El debate sobre la reforma al sistema de pensiones ha seguido avanzando, luego de los innegables éxitos de las movilizaciones pacíficas convocadas por el movimiento “No + AFP”. La discusión, que el gobierno no quiso abordar al iniciar su período, se ha focalizado, por el momento, en qué hacer con la propuesta gubernamental de un incremento de 5% en las cotizaciones obligatorias. Este tema requiere ser puesto en perspectiva.

Al implantarse el actual sistema de capitalización individual en 1981, se estableció una rebaja a menos de la mitad de la cotización obligatoria sobre salarios de todo trabajador dependiente prevaleciente en las principales Cajas de Previsión. La cotización quedó en solo un 10% en las nuevas AFP (más comisiones y seguro de invalidez y sobrevivencia), lo que  constituyó un fuerte incentivo –además de las presiones en un contexto de dictadura- para promover un traslado masivo al nuevo sistema. No obstante, era bastante evidente para cualquier especialista mínimamente serio que la promesa de obtener una pensión que representara al menos un 70% del salario anterior a la jubilación no iba a poder cumplirse sino en condiciones de desempeño laboral sin lagunas al menos durante 30 años. O bien, claro está, con una cotización obligatoria más alta en el futuro.
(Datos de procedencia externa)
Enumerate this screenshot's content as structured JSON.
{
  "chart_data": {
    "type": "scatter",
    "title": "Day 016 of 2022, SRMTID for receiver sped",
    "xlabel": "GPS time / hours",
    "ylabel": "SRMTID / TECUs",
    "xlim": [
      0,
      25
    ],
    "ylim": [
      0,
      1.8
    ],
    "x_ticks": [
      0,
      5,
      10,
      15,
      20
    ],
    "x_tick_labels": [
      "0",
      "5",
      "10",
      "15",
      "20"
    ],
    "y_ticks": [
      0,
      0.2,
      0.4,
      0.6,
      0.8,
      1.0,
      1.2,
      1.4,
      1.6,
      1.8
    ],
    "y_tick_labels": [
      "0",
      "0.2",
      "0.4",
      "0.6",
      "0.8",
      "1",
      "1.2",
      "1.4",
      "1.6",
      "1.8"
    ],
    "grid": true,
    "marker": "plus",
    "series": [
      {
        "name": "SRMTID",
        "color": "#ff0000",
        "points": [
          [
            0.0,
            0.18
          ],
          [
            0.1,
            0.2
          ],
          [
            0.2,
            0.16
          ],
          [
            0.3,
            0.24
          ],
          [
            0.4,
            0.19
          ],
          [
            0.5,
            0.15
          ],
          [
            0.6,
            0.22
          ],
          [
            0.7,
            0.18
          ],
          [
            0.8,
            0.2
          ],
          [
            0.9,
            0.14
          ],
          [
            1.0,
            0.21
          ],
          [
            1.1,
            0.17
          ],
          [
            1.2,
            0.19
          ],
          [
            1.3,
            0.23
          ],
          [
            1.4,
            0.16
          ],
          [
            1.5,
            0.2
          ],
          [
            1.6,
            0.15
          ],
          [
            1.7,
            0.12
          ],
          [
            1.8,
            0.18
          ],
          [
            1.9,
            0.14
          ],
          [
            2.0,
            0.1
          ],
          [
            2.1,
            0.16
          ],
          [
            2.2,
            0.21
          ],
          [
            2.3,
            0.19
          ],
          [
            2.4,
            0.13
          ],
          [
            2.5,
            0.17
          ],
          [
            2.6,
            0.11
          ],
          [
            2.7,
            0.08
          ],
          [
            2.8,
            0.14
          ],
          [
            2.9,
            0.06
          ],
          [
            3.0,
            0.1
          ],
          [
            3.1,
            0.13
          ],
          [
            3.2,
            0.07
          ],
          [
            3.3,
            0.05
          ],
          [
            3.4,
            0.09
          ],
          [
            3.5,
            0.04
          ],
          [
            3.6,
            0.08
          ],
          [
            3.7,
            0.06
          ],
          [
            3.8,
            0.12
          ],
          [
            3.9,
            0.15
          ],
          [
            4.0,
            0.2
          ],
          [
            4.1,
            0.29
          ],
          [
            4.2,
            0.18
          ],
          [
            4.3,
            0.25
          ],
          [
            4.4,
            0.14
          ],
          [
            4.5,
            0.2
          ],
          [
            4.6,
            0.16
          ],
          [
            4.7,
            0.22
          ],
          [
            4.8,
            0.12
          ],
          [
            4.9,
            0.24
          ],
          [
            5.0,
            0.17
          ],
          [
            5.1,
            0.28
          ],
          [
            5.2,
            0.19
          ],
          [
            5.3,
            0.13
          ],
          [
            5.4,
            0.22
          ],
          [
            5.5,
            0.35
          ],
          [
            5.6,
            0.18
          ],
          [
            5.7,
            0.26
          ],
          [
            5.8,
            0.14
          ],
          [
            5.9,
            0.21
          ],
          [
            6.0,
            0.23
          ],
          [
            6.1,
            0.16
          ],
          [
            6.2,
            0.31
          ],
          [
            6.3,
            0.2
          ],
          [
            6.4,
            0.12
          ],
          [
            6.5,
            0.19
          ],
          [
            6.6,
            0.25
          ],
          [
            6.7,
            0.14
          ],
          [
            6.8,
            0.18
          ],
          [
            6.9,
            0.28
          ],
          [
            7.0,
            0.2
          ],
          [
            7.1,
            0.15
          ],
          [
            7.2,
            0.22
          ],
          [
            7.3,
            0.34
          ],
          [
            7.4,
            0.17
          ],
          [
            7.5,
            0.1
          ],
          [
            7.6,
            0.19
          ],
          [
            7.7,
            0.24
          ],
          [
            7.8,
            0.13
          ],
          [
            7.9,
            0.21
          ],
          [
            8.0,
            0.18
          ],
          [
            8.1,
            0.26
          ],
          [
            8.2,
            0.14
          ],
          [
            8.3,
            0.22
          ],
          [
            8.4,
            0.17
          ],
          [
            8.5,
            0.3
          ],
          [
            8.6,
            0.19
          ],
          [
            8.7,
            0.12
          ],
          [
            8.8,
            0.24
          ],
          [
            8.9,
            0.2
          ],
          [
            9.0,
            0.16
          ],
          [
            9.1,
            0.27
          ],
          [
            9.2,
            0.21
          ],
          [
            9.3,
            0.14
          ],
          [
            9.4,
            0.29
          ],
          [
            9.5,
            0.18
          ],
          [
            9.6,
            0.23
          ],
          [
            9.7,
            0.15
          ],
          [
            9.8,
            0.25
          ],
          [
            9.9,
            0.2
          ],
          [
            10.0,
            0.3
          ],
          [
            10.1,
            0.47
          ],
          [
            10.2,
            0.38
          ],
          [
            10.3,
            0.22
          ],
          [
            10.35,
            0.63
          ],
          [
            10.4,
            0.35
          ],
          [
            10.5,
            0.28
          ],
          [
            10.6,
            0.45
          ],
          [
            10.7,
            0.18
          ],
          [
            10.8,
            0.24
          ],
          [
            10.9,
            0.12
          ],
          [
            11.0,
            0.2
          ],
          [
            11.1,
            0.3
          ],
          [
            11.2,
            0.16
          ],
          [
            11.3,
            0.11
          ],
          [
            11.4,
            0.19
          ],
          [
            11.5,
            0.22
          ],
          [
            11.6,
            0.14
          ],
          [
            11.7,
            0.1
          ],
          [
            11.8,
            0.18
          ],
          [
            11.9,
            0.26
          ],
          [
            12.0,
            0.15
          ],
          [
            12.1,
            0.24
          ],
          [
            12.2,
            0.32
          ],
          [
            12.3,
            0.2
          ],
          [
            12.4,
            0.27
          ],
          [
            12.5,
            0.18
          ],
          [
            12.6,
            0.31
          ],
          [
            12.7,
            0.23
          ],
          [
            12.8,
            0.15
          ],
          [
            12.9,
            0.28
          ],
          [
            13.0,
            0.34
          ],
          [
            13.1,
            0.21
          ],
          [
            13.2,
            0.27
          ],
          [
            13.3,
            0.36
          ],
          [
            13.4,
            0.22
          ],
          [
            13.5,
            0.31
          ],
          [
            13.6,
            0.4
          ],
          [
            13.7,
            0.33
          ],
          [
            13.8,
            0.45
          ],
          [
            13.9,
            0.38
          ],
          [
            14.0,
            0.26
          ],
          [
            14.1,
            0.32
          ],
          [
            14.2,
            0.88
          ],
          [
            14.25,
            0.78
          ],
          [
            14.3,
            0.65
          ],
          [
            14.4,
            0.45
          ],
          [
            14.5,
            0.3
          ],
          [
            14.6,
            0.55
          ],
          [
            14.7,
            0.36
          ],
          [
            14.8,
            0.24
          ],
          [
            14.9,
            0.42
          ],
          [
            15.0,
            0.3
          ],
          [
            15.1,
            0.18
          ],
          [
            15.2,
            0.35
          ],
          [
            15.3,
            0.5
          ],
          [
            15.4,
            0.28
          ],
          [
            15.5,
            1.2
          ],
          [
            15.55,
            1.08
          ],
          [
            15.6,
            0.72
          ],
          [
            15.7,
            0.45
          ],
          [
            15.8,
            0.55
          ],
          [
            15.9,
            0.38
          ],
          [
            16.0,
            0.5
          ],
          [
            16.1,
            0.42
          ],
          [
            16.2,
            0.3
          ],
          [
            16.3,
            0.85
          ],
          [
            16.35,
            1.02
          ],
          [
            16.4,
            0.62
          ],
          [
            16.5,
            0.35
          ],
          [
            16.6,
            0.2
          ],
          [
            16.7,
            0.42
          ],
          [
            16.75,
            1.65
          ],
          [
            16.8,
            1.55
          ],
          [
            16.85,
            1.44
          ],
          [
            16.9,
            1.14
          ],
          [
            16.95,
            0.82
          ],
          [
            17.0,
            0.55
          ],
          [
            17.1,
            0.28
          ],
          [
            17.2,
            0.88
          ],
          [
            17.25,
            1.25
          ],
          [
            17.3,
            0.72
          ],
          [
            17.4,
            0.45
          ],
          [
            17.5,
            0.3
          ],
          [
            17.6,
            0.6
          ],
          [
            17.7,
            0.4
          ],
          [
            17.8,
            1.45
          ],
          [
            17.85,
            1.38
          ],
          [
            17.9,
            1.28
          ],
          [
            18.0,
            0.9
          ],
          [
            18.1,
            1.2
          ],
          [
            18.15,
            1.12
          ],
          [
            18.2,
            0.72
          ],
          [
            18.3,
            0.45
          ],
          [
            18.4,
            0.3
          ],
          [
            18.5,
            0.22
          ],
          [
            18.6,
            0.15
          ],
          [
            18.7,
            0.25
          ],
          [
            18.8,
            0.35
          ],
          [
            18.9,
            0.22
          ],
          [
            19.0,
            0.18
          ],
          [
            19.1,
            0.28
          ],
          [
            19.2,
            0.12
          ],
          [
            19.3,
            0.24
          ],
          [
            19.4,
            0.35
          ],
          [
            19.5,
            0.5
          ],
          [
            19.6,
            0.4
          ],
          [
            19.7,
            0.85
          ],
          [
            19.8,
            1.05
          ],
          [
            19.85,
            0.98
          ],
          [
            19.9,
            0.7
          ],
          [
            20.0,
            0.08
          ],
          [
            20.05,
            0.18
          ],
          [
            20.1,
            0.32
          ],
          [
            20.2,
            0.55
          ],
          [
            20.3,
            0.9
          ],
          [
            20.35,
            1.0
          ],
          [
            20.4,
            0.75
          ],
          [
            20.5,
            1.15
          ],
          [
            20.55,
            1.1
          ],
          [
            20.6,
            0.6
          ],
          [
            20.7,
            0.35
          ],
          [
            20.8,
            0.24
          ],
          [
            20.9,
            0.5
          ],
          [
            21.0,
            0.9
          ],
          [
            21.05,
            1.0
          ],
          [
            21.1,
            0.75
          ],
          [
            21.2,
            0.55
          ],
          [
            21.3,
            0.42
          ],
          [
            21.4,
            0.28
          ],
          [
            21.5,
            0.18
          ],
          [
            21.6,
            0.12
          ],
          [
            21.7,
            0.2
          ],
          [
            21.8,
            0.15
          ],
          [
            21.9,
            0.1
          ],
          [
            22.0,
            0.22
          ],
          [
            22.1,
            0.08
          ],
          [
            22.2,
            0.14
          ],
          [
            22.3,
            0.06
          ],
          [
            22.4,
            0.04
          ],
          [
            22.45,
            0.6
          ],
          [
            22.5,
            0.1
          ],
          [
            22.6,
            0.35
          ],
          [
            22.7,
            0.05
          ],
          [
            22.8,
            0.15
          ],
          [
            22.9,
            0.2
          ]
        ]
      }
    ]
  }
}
Más de tres décadas después, ha quedado en evidencia que el 52% de los pensionados de AFP cotizó durante menos de 15 años y que el costo de administración aseguró rentabilidades de 25% y más a las AFP, mientras las pensiones otorgadas son dramáticamente bajas (260 mil pesos en promedio para los 76 mil jubilados en 2015). Algunos lo predijimos entonces, de manera bastante confidencial pues se trataba de una dictadura la que impuso el nuevo sistema, y señalamos que la capitalización individual, especialmente en mercados laborales heterogéneos y con contratos volátiles, garantizaría bajas coberturas y escasas tasas de reemplazo respecto a la remuneración en la vida activa. De todos modos fuimos descalificados por los fundamentalistas de mercado con su habitual carencia de argumentos.

Y ahora llegó el momento para la “industria” de AFP –que opera de manera fuertemente concentrada y con sobreutilidades inusitadas- de promover un aumento de las cotizaciones obligatorias.

El ministro de Hacienda Valdés no está en condiciones políticas de simplemente aumentar las cotizaciones para que vayan a las AFP, y al parecer propondrá que un organismo público administre en régimen de capitalización individual un nuevo fondo con este 5% de cotizaciones adicionales. En suma, algo así como una AFP estatal para un tercio de las cotizaciones obligatorias y mantener sin modificaciones las cotizaciones obligatorias actuales para las AFP. Del “No + AFP” al “Que sigan tal cual las AFP”.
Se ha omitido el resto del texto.